Current policies on AI and lifelong learning, they said, often adopt an instrumental and technologically deterministic approach, prioritising efficiency over human development and agency. UNESCO is committed to supporting Member States to harness the potential of AI technologies for achieving the promise of lifelong learning opportunities for all, while ensuring that its application in the learning contexts is guided by the core principles of inclusion and equity.”

The webinar would discuss current trends, in policy, research, and innovative practices in emerging technologies such as AI and its relation to lifelong learning and the concept of agency. 

One of the speakers was Rebecca Eynon, Professor of Education, the Internet and Society, at the University of Oxford with a presentation entitled 'Reconfiguring Lifelong Learning in the Age of AI: Insights from policy and research'. In many ways her presentation was prescient, coming as it did two days before the news of the DeepSeek Open Source model broke.

Rebecca began by questioning what is Al in lifelong learning? Is it an approach or an academic methodology? Motivations of engagement are about researching and facilitating learning (and are often more about knowledge acquisition and are psychological in focus), while remaining cautious about the current hype around Al in Education. They also encompass relations between Al and humans while working with Al. Al is assumed to contribute to increased efficiency of humans and learning and Al is implemented and conceptualized as a peer or colleague. Al is viewed as part of a wider reconfiguration of humans and their contexts.
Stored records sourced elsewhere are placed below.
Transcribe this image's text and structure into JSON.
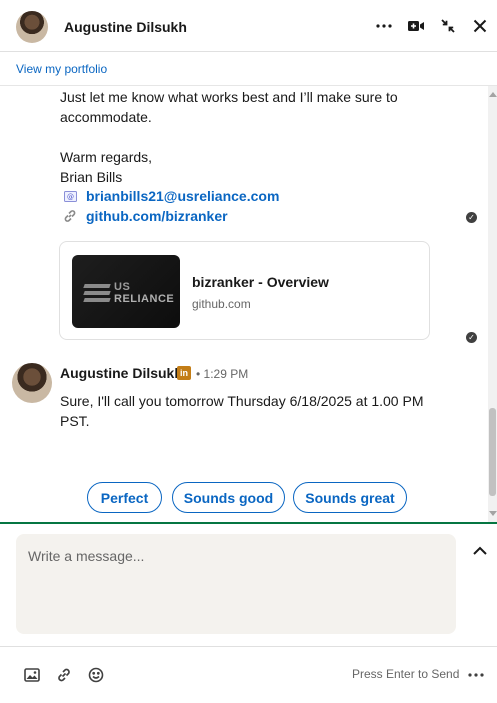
{
  "header": {
    "name": "Augustine Dilsukh"
  },
  "portfolio": {
    "link": "View my portfolio"
  },
  "message1": {
    "lines": [
      "Just let me know what works best and I’ll make sure to",
      "accommodate.",
      "Warm regards,",
      "Brian Bills"
    ],
    "email": "brianbills21@usreliance.com",
    "github": "github.com/bizranker"
  },
  "link_preview": {
    "thumb_line1": "US",
    "thumb_line2": "RELIANCE",
    "title": "bizranker - Overview",
    "domain": "github.com"
  },
  "message2": {
    "sender": "Augustine Dilsukh",
    "badge": "in",
    "time": "• 1:29 PM",
    "lines": [
      "Sure, I'll call you tomorrow Thursday 6/18/2025 at 1.00 PM",
      "PST."
    ]
  },
  "quick_replies": [
    "Perfect",
    "Sounds good",
    "Sounds great"
  ],
  "composer": {
    "placeholder": "Write a message..."
  },
  "footer": {
    "send_hint": "Press Enter to Send"
  },
  "colors": {
    "accent": "#0a66c2",
    "divider": "#057642",
    "linkedin_badge": "#c37d16"
  }
}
Artificial Intelligence is currently hailed as a 'solution' to perceived problems in education. Though few sociologists of education would agree with its deterministic claims, this Al solutionist thinking is gaining significant currency.
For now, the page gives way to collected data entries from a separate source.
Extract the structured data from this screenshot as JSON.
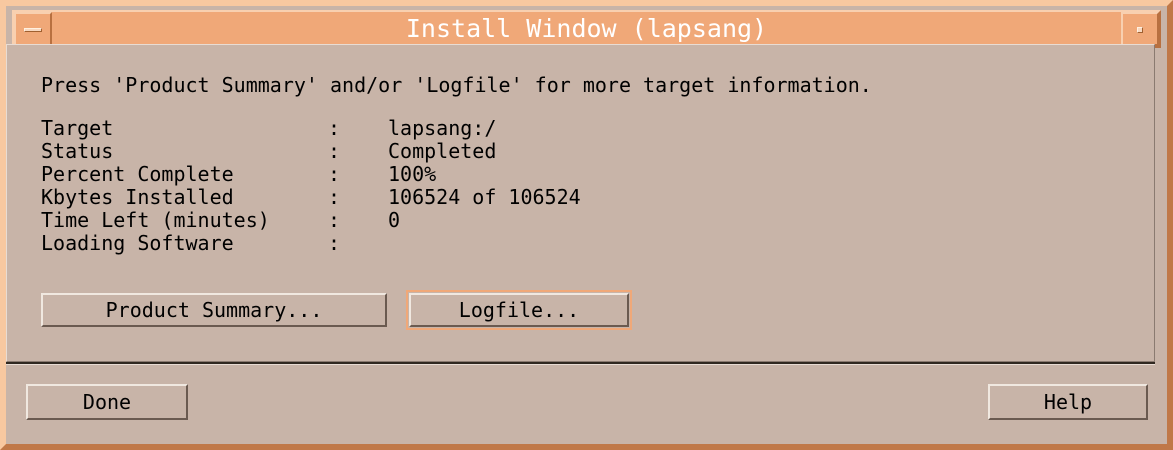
{
  "window": {
    "title": "Install Window (lapsang)",
    "accent_color": "#f0a878",
    "background_color": "#c8b4a8"
  },
  "hint": "Press 'Product Summary' and/or 'Logfile' for more target information.",
  "info": [
    {
      "label": "Target",
      "colon": ":",
      "value": "lapsang:/"
    },
    {
      "label": "Status",
      "colon": ":",
      "value": "Completed"
    },
    {
      "label": "Percent Complete",
      "colon": ":",
      "value": "100%"
    },
    {
      "label": "Kbytes Installed",
      "colon": ":",
      "value": "106524 of 106524"
    },
    {
      "label": "Time Left (minutes)",
      "colon": ":",
      "value": "0"
    },
    {
      "label": "Loading Software",
      "colon": ":",
      "value": ""
    }
  ],
  "buttons": {
    "product_summary": "Product Summary...",
    "logfile": "Logfile...",
    "done": "Done",
    "help": "Help"
  },
  "icons": {
    "window_menu": "window-menu-icon",
    "minimize": "minimize-icon"
  }
}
Rebecca went on to explain research using a relatively novel method for sociology - a knowledge graph - which together with Bourdieusean theory, she said, facilitated a critical examination of how and why different stakeholders in education, educational technology and policy are valorising Al. including their main concepts and motivation.

Drawing on this analysis, she argues that Al is currently being mobilised in education in problematic ways and advocates for more systematic sociological thinking and research to re-orientate the field to account for society's structural conditions. She pointed to the dominance of the commercial sector the prevalence of personalisation. The commercial sector is tending to dominate conversations about Al and education. But the commercial motivations are based on the needs of the market, and promotes an individual view of learning where economic agendas predominate.
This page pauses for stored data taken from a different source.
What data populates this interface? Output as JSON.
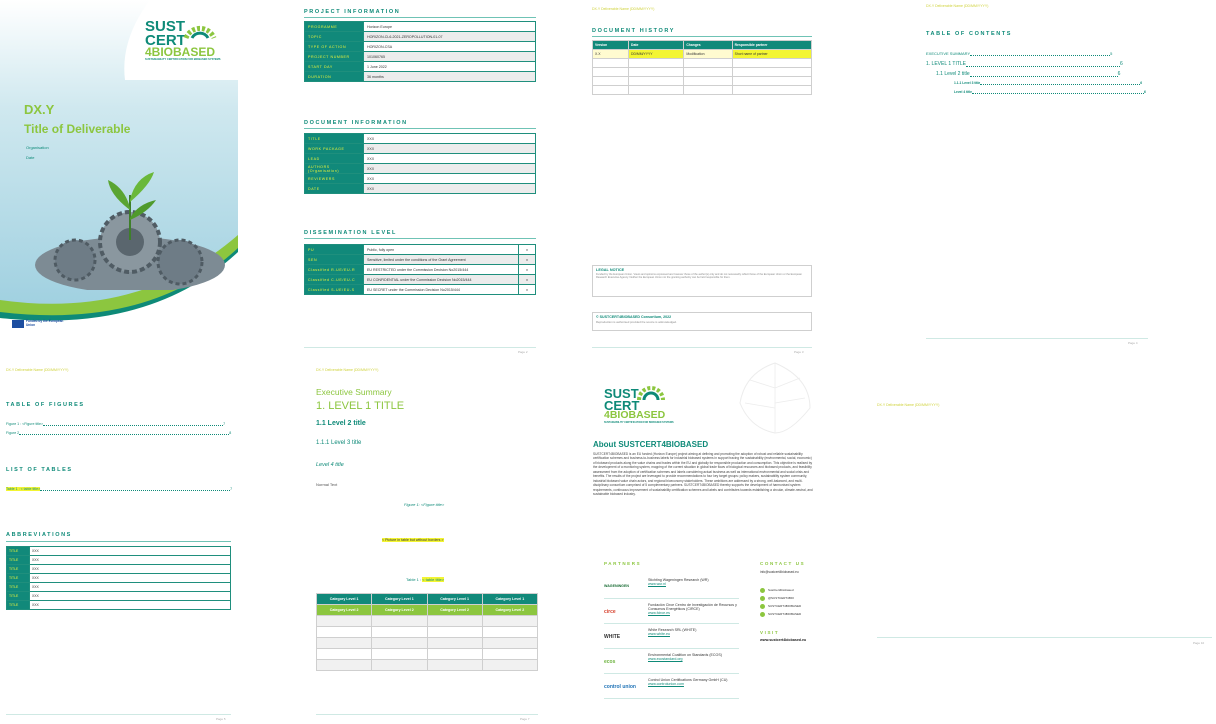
{
  "cover": {
    "brand_line1": "SUST",
    "brand_line2": "CERT",
    "brand_line3": "4BIOBASED",
    "brand_sub": "SUSTAINABILITY CERTIFICATION FOR BIOBASED SYSTEMS",
    "dx": "DX.Y",
    "title": "Title of Deliverable",
    "organisation": "Organisation",
    "date": "Date",
    "eu_funded": "Funded by the European Union"
  },
  "project_info": {
    "heading": "PROJECT INFORMATION",
    "rows": [
      {
        "k": "PROGRAMME",
        "v": "Horizon Europe"
      },
      {
        "k": "TOPIC",
        "v": "HORIZON-CL6-2021-ZEROPOLLUTION-01-07"
      },
      {
        "k": "TYPE OF ACTION",
        "v": "HORIZON-CSA"
      },
      {
        "k": "PROJECT NUMBER",
        "v": "101060765"
      },
      {
        "k": "START DAY",
        "v": "1 June 2022"
      },
      {
        "k": "DURATION",
        "v": "36 months"
      }
    ]
  },
  "doc_info": {
    "heading": "DOCUMENT INFORMATION",
    "rows": [
      {
        "k": "TITLE",
        "v": "XXX"
      },
      {
        "k": "WORK PACKAGE",
        "v": "XXX"
      },
      {
        "k": "LEAD",
        "v": "XXX"
      },
      {
        "k": "AUTHORS (Organisation)",
        "v": "XXX"
      },
      {
        "k": "REVIEWERS",
        "v": "XXX"
      },
      {
        "k": "DATE",
        "v": "XXX"
      }
    ]
  },
  "dissemination": {
    "heading": "DISSEMINATION LEVEL",
    "rows": [
      {
        "k": "PU",
        "v": "Public, fully open",
        "x": "x"
      },
      {
        "k": "SEN",
        "v": "Sensitive, limited under the conditions of the Grant Agreement",
        "x": "x"
      },
      {
        "k": "Classified R-UE/EU-R",
        "v": "EU RESTRICTED under the Commission Decision No2015/444",
        "x": "x"
      },
      {
        "k": "Classified C-UE/EU-C",
        "v": "EU CONFIDENTIAL under the Commission Decision No2015/444",
        "x": "x"
      },
      {
        "k": "Classified S-UE/EU-S",
        "v": "EU SECRET under the Commission Decision No2015/444",
        "x": "x"
      }
    ]
  },
  "running_header": "DX.Y Deliverable Name (DD/MM/YYYY)",
  "history": {
    "heading": "DOCUMENT HISTORY",
    "cols": [
      "Version",
      "Date",
      "Changes",
      "Responsible partner"
    ],
    "first_row": [
      "X.X",
      "DD/MM/YYYY",
      "Modification",
      "Short name of partner"
    ],
    "legal_title": "LEGAL NOTICE",
    "legal_text": "Funded by the European Union. Views and opinions expressed are however those of the author(s) only and do not necessarily reflect those of the European Union or the European Research Executive Agency. Neither the European Union nor the granting authority can be held responsible for them.",
    "copyright_title": "© SUSTCERT4BIOBASED Consortium, 2022",
    "copyright_text": "Reproduction is authorised provided the source is acknowledged."
  },
  "toc": {
    "heading": "TABLE OF CONTENTS",
    "entries": [
      {
        "t": "EXECUTIVE SUMMARY",
        "p": "5"
      },
      {
        "t": "1.    LEVEL 1 TITLE",
        "p": "6"
      },
      {
        "t": "1.1    Level 2 title",
        "p": "6"
      },
      {
        "t": "1.1.1  Level 3 title",
        "p": "6"
      },
      {
        "t": "Level 4 title",
        "p": "6"
      }
    ]
  },
  "figures": {
    "heading": "TABLE OF FIGURES",
    "items": [
      {
        "t": "Figure 1 : <Figure title>",
        "p": "7"
      },
      {
        "t": "Figure 2",
        "p": "8"
      }
    ],
    "tables_heading": "LIST OF TABLES",
    "table_item": "Table 1 : < table title>",
    "table_page": "7",
    "abbr_heading": "ABBREVIATIONS",
    "abbr_key": "TITLE",
    "abbr_val": "XXX"
  },
  "exec": {
    "summary": "Executive Summary",
    "level1": "1.   LEVEL 1 TITLE",
    "level2": "1.1   Level 2 title",
    "level3": "1.1.1   Level 3 title",
    "level4": "Level 4 title",
    "normal": "Normal Text",
    "figure_caption": "Figure 1: <Figure title>",
    "picture_note": "< Picture in table but without borders >",
    "table_caption_pre": "Table 1 : ",
    "table_caption_hl": "< table title>",
    "cat1": "Category Level 1",
    "cat2": "Category Level 2"
  },
  "about": {
    "title": "About SUSTCERT4BIOBASED",
    "body": "SUSTCERT4BIOBASED is an EU funded (Horizon Europe) project aiming at defining and promoting the adoption of robust and reliable sustainability certification schemes and business-to-business labels for industrial biobased systems in support tracing the sustainability (environmental, social, economic) of biobased products along the value chains and trades within the EU and globally for responsible production and consumption. This objective is realised by the development of a monitoring system, mapping of the current situation in global trade flows of biological resources and biobased products, and feasibility assessment from the adoption of certification schemes and labels considering actual business as well as international environmental and social crisis and benefits. The results of the project are leveraged to provide recommendations to four key target groups: policy makers, sustainability system community, industrial biobased value chain actors, and regional bioeconomy stakeholders. These ambitions are addressed by a strong, well-balanced, and multi-disciplinary consortium comprised of 5 complementary partners. SUSTCERT4BIOBASED thereby supports the development of harmonised system requirements, continuous improvement of sustainability certification schemes and labels and contributes towards establishing a circular, climate-neutral, and sustainable biobased industry.",
    "partners_heading": "PARTNERS",
    "contact_heading": "CONTACT US",
    "contact_email": "info@sustcert4biobased.eu",
    "socials": [
      "SustCert4biobased",
      "@SUSTCERT4BIO",
      "SUSTCERT4BIOBASED",
      "SUSTCERT4BIOBASED"
    ],
    "visit_heading": "VISIT",
    "visit_url": "www.sustcert4biobased.eu",
    "partners": [
      {
        "logo": "WAGENINGEN",
        "name": "Stichting Wageningen Research (WR)",
        "url": "www.wur.nl"
      },
      {
        "logo": "circe",
        "name": "Fundación Circe Centro de Investigación de Recursos y Consumos Energéticos (CIRCE)",
        "url": "www.fcirce.es"
      },
      {
        "logo": "WHITE",
        "name": "White Research SRL (WHITE)",
        "url": "www.white.eu"
      },
      {
        "logo": "ecos",
        "name": "Environmental Coalition on Standards (ECOS)",
        "url": "www.ecostandard.org"
      },
      {
        "logo": "control union",
        "name": "Control Union Certifications Germany GmbH (CU)",
        "url": "www.controlunion.com"
      }
    ]
  },
  "page_numbers": {
    "p1": "Page 2",
    "p2": "Page 3",
    "p3": "Page 4",
    "p4": "Page 5",
    "p5": "Page 7",
    "p6": "Page 8",
    "p7": "Page 10"
  }
}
There is, Rebecca said, almost an absence of Al policy and specific education actors may well intensify economic and individual notions of education. This has likely implications for what kinds of systems are designed for education . Although this points to an intensification of economic and individual notions of education this is not inevitable. Change is complex, and there is fragility in the ed tech market, with some signs of discontent with Al. She pointed to increasing calls for ethical and equitable AI,.

Rebecca concluded her presentation by pointing to the need to make visible and understand the networks around AI in education and the complex ecology to change them. She said we have to work as a community to demand alternative Al futures for Lifelong Learning.

About the Image

Through distortion, this image depicts a pixelized and reconfigured portrait of Ada Lovelace cast on a microchip. Ada Lovelace was an English mathematician who discovered that a computer could follow a sequence of instructions beyond pure calculation. Her contributions laid the groundwork for programmable computing that underpins algorithms driving AI advancement. As GPU (Graphics Processing Units) microchips are maximizing parallel computing for accelerating tasks like machine learning, the image blending Lovelace’s historical contributions with modern computational technology.